Turns out, impossible is a lot of things. We Princeton students, like professional athletes, were brought up to believe that we should not only reach for the stars, but that we should actually get there, do better than our very best. We long ago internalized the expectation of accomplishing the impossible, and unintentionally, we created a pressure cooker of a culture that encourages cheating.

Cheating: It’s something most everybody has at least contemplated. We reach and we reach and then we hit the ceiling, so to stave off the realization of our own inadequacy, we think of “creative” ways of pulling off the impossible task. At Princeton, where, as the facebook.com group says, “your best hasn’t been good enough since 1746,” that impossible task is being the best: maintaining a 4.0 GPA and playing two varsity sports, all while training to sing a cappella and solving world hunger. So we think, maybe if I just got a little “help” on that English paper, or maybe if I could look at the take-home and then study, or maybe just get my friend who has class a couple hours before me to tell me what’s on the exam ... It’s the intellectual equivalent of steroids.

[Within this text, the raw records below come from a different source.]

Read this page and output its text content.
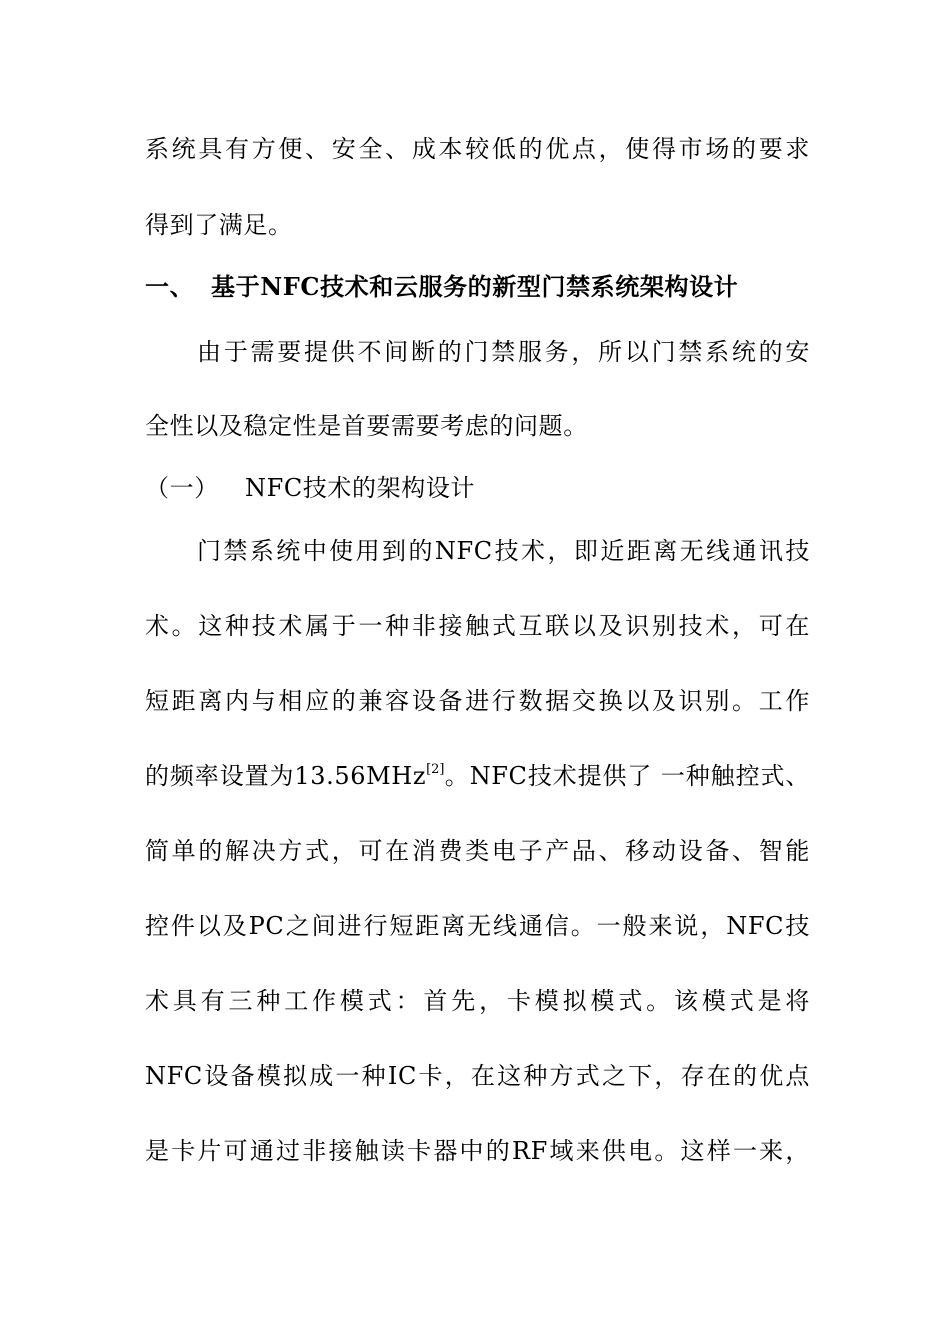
系统具有方便、安全、成本较低的优点，使得市场的要求
得到了满足。
一、 基于NFC技术和云服务的新型门禁系统架构设计
由于需要提供不间断的门禁服务，所以门禁系统的安
全性以及稳定性是首要需要考虑的问题。
（一） NFC技术的架构设计
门禁系统中使用到的NFC技术，即近距离无线通讯技
术。这种技术属于一种非接触式互联以及识别技术，可在
短距离内与相应的兼容设备进行数据交换以及识别。工作
的频率设置为13.56MHz[2]。NFC技术提供了 一种触控式、
简单的解决方式，可在消费类电子产品、移动设备、智能
控件以及PC之间进行短距离无线通信。一般来说，NFC技
术具有三种工作模式：首先，卡模拟模式。该模式是将
NFC设备模拟成一种IC卡，在这种方式之下，存在的优点
是卡片可通过非接触读卡器中的RF域来供电。这样一来，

Professional sports are combating this by more strictly enforcing drug testing. The Tour of California is taking blood samples of cyclists before the race that will remain on file for the rest of the season. Princeton takes the opposite tack. Professors hand out a test and then leave the room, relying on the Honor Code to keep students from cheating. But if steroid usage is any indication, moral codes aren’t enough of a deterrent to cheating. So why do some people choose not to cheat? Is it an internalized moral code? Integrity? Or is it just that they’ve settled? Is the only antidote to cheating coming to terms with your own limits? Settling for your best, even if that means you’re not the best? Maybe the only way to prevent cheating is to face our own inadequacy. Who knows? We might even discover that sometimes, our best is good enough.